Da sempre sostenitore di una cucina senza sprechi e rispettosa della natura – infatti fa parte del board di CARE’s Etichal Chef days, manifestazione di alimentazione sostenibile – chef Morelli è intervenuto anche sul tema della sostenibilità all’interno del mondo della ristorazione.
“Chi mi conosce sa perfettamente quali sono state le mie battaglie. Si sente tanto parlare di svolta green. Io parlo di rispetto: della terra, dell’uomo, del cliente, di noi stessi e della vita. È naturale che oggi si cavalca l’onda di questa tematica.
La grande riflessione da fare, secondo me, è chiedersi che cosa si faceva prima. Così facendo è facile distinguere chi parla sul serio e ha a cuore queste dinamiche da chi cavalca l’onda di una moda.

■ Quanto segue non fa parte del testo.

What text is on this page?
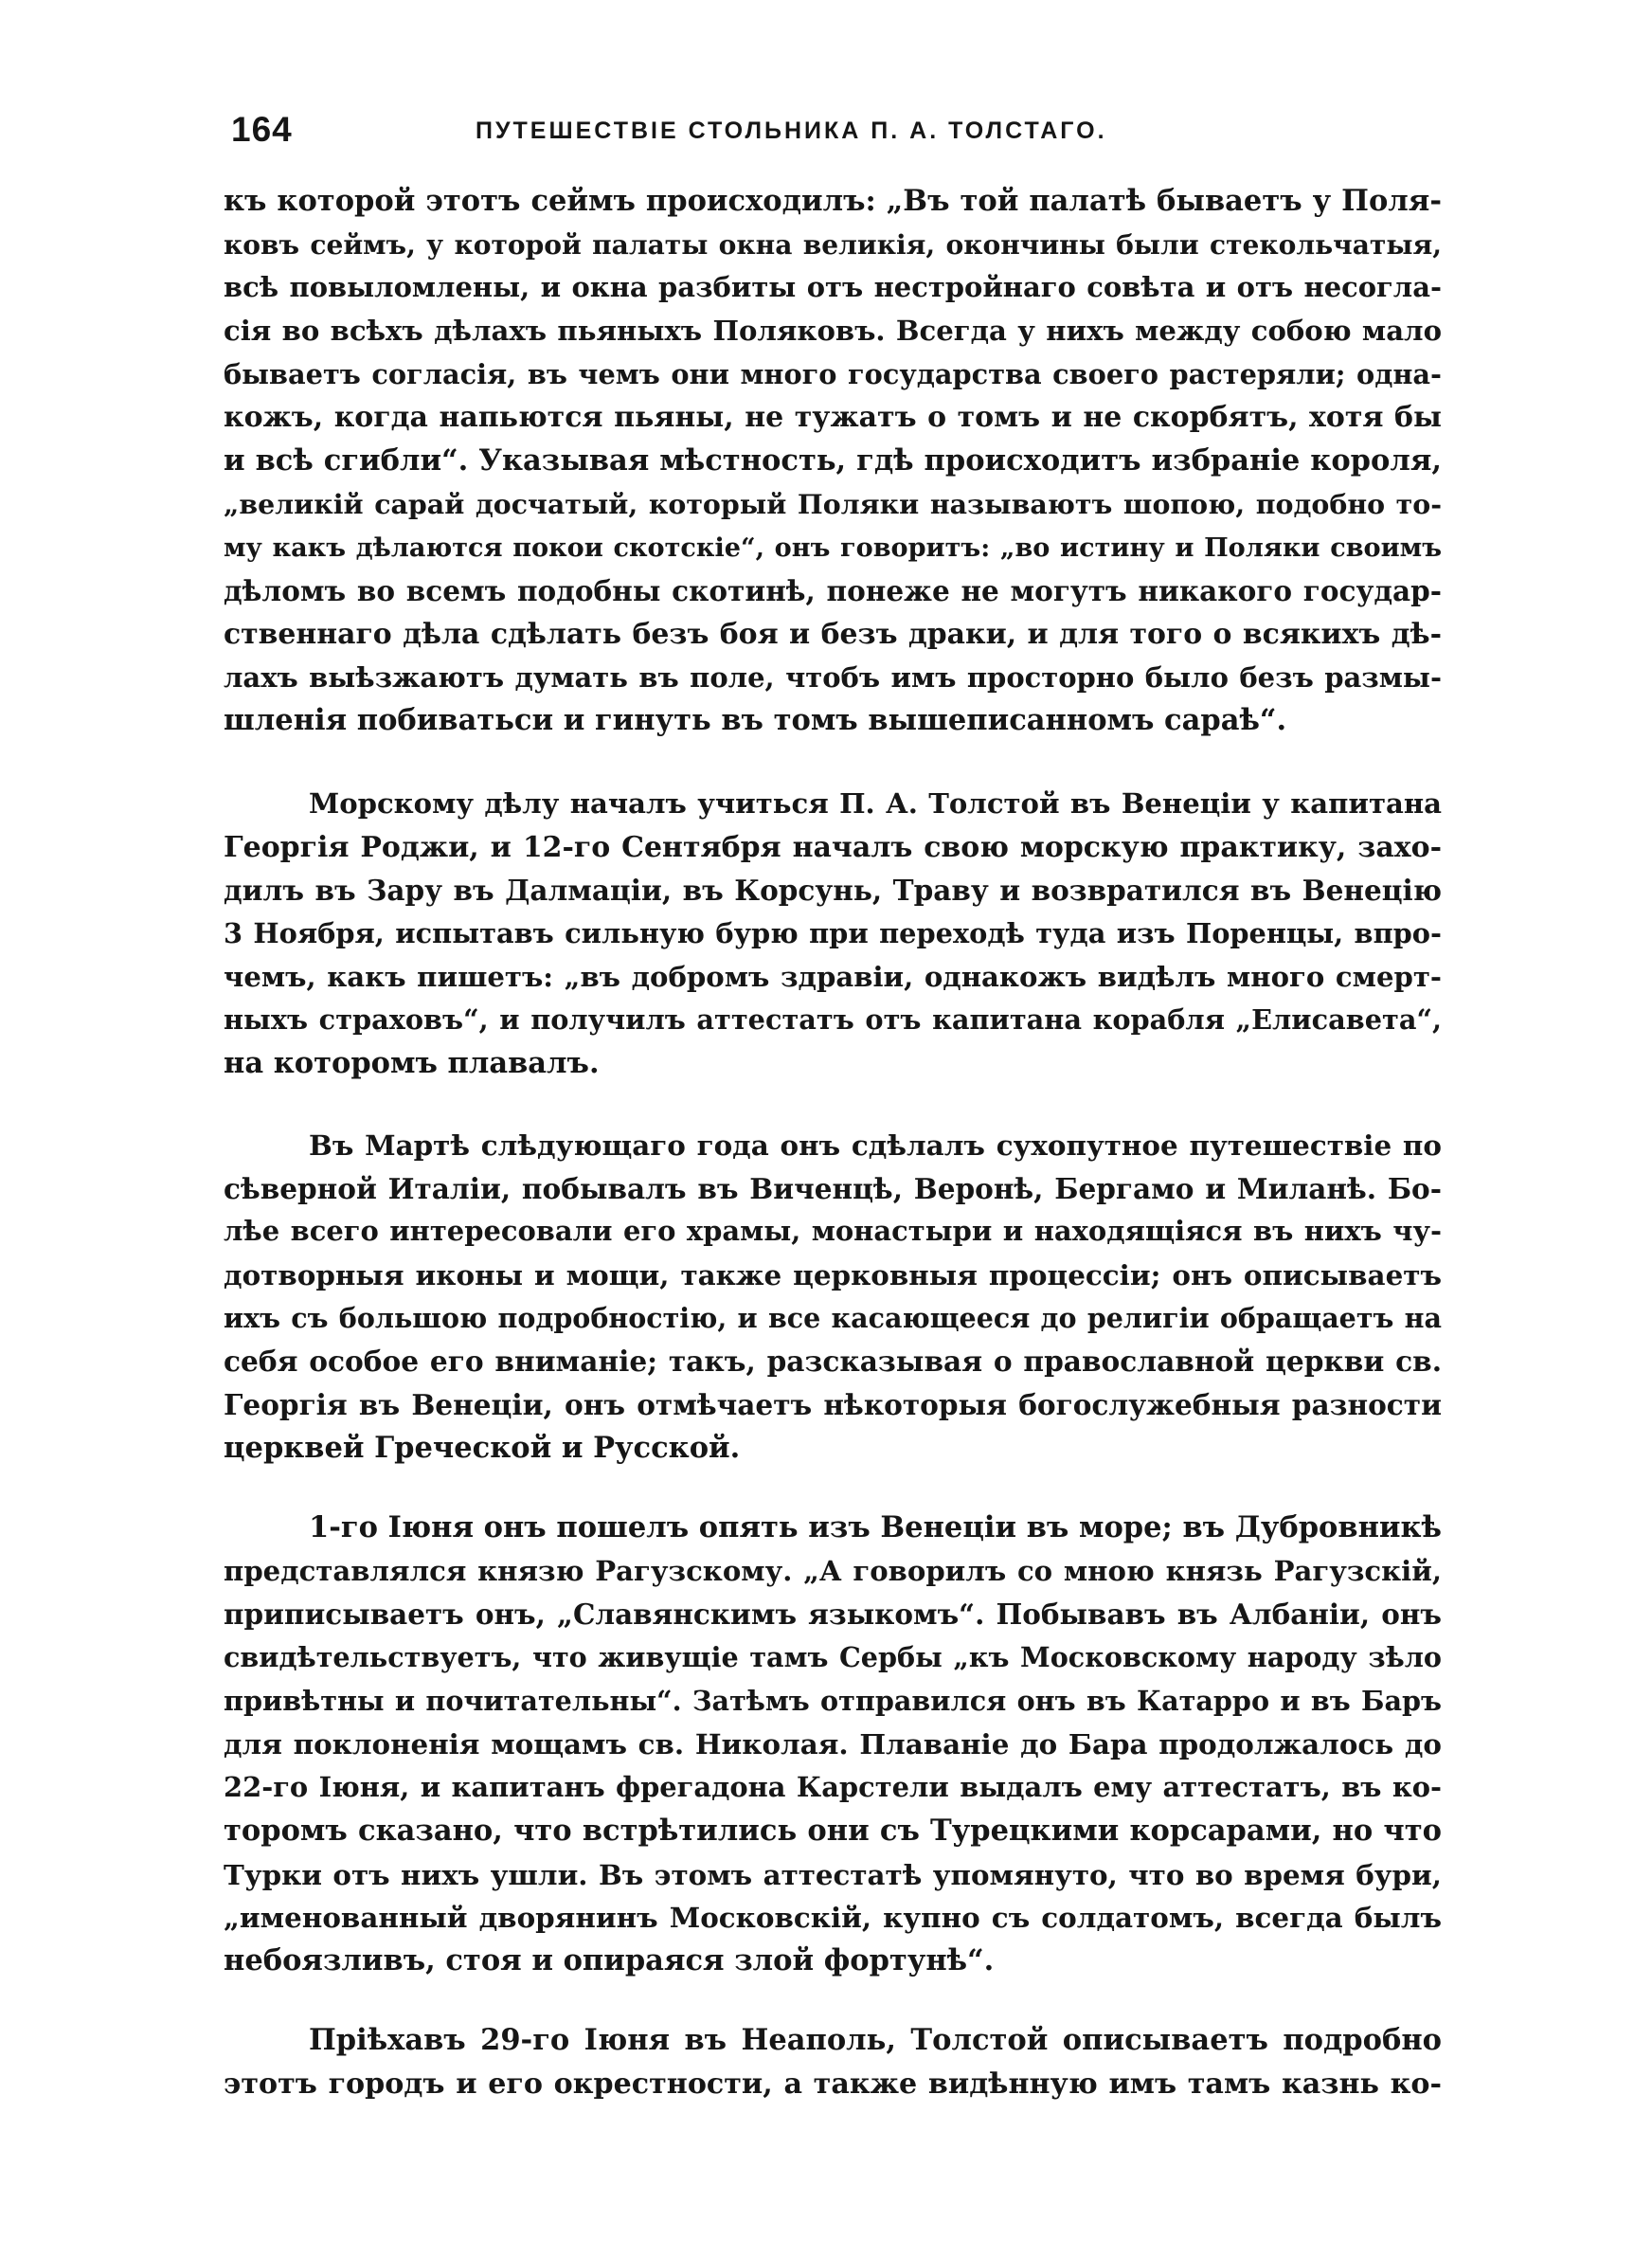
164	ПУТЕШЕСТВІЕ СТОЛЬНИКА П. А. ТОЛСТАГО.
къ которой этотъ сеймъ происходилъ: „Въ той палатѣ бываетъ у Поля-
ковъ сеймъ, у которой палаты окна великія, окончины были стекольчатыя,
всѣ повыломлены, и окна разбиты отъ нестройнаго совѣта и отъ несогла-
сія во всѣхъ дѣлахъ пьяныхъ Поляковъ. Всегда у нихъ между собою мало
бываетъ согласія, въ чемъ они много государства своего растеряли; одна-
кожъ, когда напьются пьяны, не тужатъ о томъ и не скорбятъ, хотя бы
и всѣ сгибли“. Указывая мѣстность, гдѣ происходитъ избраніе короля,
„великій сарай досчатый, который Поляки называютъ шопою, подобно то-
му какъ дѣлаются покои скотскіе“, онъ говоритъ: „во истину и Поляки своимъ
дѣломъ во всемъ подобны скотинѣ, понеже не могутъ никакого государ-
ственнаго дѣла сдѣлать безъ боя и безъ драки, и для того о всякихъ дѣ-
лахъ выѣзжаютъ думать въ поле, чтобъ имъ просторно было безъ размы-
шленія побиватьси и гинуть въ томъ вышеписанномъ сараѣ“.
Морскому дѣлу началъ учиться П. А. Толстой въ Венеціи у капитана
Георгія Роджи, и 12-го Сентября началъ свою морскую практику, захо-
дилъ въ Зару въ Далмаціи, въ Корсунь, Траву и возвратился въ Венецію
3 Ноября, испытавъ сильную бурю при переходѣ туда изъ Поренцы, впро-
чемъ, какъ пишетъ: „въ добромъ здравіи, однакожъ видѣлъ много смерт-
ныхъ страховъ“, и получилъ аттестатъ отъ капитана корабля „Елисавета“,
на которомъ плавалъ.
Въ Мартѣ слѣдующаго года онъ сдѣлалъ сухопутное путешествіе по
сѣверной Италіи, побывалъ въ Виченцѣ, Веронѣ, Бергамо и Миланѣ. Бо-
лѣе всего интересовали его храмы, монастыри и находящіяся въ нихъ чу-
дотворныя иконы и мощи, также церковныя процессіи; онъ описываетъ
ихъ съ большою подробностію, и все касающееся до религіи обращаетъ на
себя особое его вниманіе; такъ, разсказывая о православной церкви св.
Георгія въ Венеціи, онъ отмѣчаетъ нѣкоторыя богослужебныя разности
церквей Греческой и Русской.
1-го Іюня онъ пошелъ опять изъ Венеціи въ море; въ Дубровникѣ
представлялся князю Рагузскому. „А говорилъ со мною князь Рагузскій,
приписываетъ онъ, „Славянскимъ языкомъ“. Побывавъ въ Албаніи, онъ
свидѣтельствуетъ, что живущіе тамъ Сербы „къ Московскому народу зѣло
привѣтны и почитательны“. Затѣмъ отправился онъ въ Катарро и въ Баръ
для поклоненія мощамъ св. Николая. Плаваніе до Бара продолжалось до
22-го Іюня, и капитанъ фрегадона Карстели выдалъ ему аттестатъ, въ ко-
торомъ сказано, что встрѣтились они съ Турецкими корсарами, но что
Турки отъ нихъ ушли. Въ этомъ аттестатѣ упомянуто, что во время бури,
„именованный дворянинъ Московскій, купно съ солдатомъ, всегда былъ
небоязливъ, стоя и опираяся злой фортунѣ“.
Пріѣхавъ 29-го Іюня въ Неаполь, Толстой описываетъ подробно
этотъ городъ и его окрестности, а также видѣнную имъ тамъ казнь ко-
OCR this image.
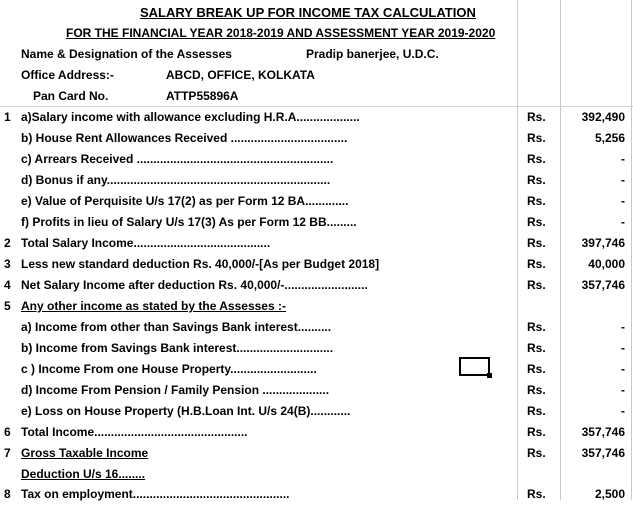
SALARY BREAK UP FOR INCOME TAX CALCULATION
FOR THE FINANCIAL YEAR 2018-2019 AND ASSESSMENT YEAR 2019-2020
Name & Designation of the Assesses	Pradip banerjee, U.D.C.
Office Address:-	ABCD, OFFICE, KOLKATA
Pan Card No.	ATTP55896A
1 a)Salary income with allowance excluding H.R.A...................	Rs.	392,490
b) House Rent Allowances Received ...................................	Rs.	5,256
c) Arrears Received ...........................................................	Rs.	-
d) Bonus if any...................................................................	Rs.	-
e) Value of Perquisite U/s 17(2) as per Form 12 BA.............	Rs.	-
f) Profits in lieu of Salary U/s 17(3) As per Form 12 BB.........	Rs.	-
2 Total Salary Income.........................................	Rs.	397,746
3 Less new standard deduction Rs. 40,000/-[As per Budget 2018]	Rs.	40,000
4 Net Salary Income after deduction Rs. 40,000/-.........................	Rs.	357,746
5 Any other income as stated by the Assesses :-
a) Income from other than Savings Bank interest..........	Rs.	-
b) Income from Savings Bank interest.............................	Rs.	-
c ) Income From one House Property..........................	Rs.	-
d) Income From Pension / Family Pension ....................	Rs.	-
e) Loss on House Property (H.B.Loan Int. U/s 24(B)............	Rs.	-
6 Total Income..............................................	Rs.	357,746
7 Gross Taxable Income	Rs.	357,746
Deduction U/s 16........
8 Tax on employment...............................................	Rs.	2,500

Nessuno è ultimo depositario della verità. Ma indagare sulla verità di quello che ci viene raccontato è un buon atteggiamento. Così facendo la sensibilizzazione su questo tema diventa più efficace, e tutti sono portati a contribuire per una parte in più di quanto non stiano già facendo.
Ad esempio: quanti hanno smesso di usare la plastica in cucina? Quanti non usano più, o hanno diminuito sensibilmente le cotture sottovuoto? Quanti hanno deciso di non fare più le lunghe cotture a bassa temperatura? Questi, ad esempio, sono due pratiche che fanno circolare plastica all’interno del nostro settore. È inutile parlare di prodotti bio, se poi in cucina si continua ad abusare di plastica.
Il nostro mondo purtroppo segue pedissequamente delle mode – a partire dagli anni ’70 e ’80 con la moda dei gamberetti in scatola, della rucola e dei carpacci – e questo modus operandi porta inevitabilmente a una saturazione delle risorse e una devastazione del pianeta.
Oggi succede che si espiantano gli ulivi per piantare i noccioleti. Se vogliamo essere etici, bisogna essere informati e consapevoli; se vedo una nocciola dalla cui provenienza sono stati estirpati centinaia di ettari di ulivi, allora non devo comprarla. Dobbiamo partire da questi comportamenti”.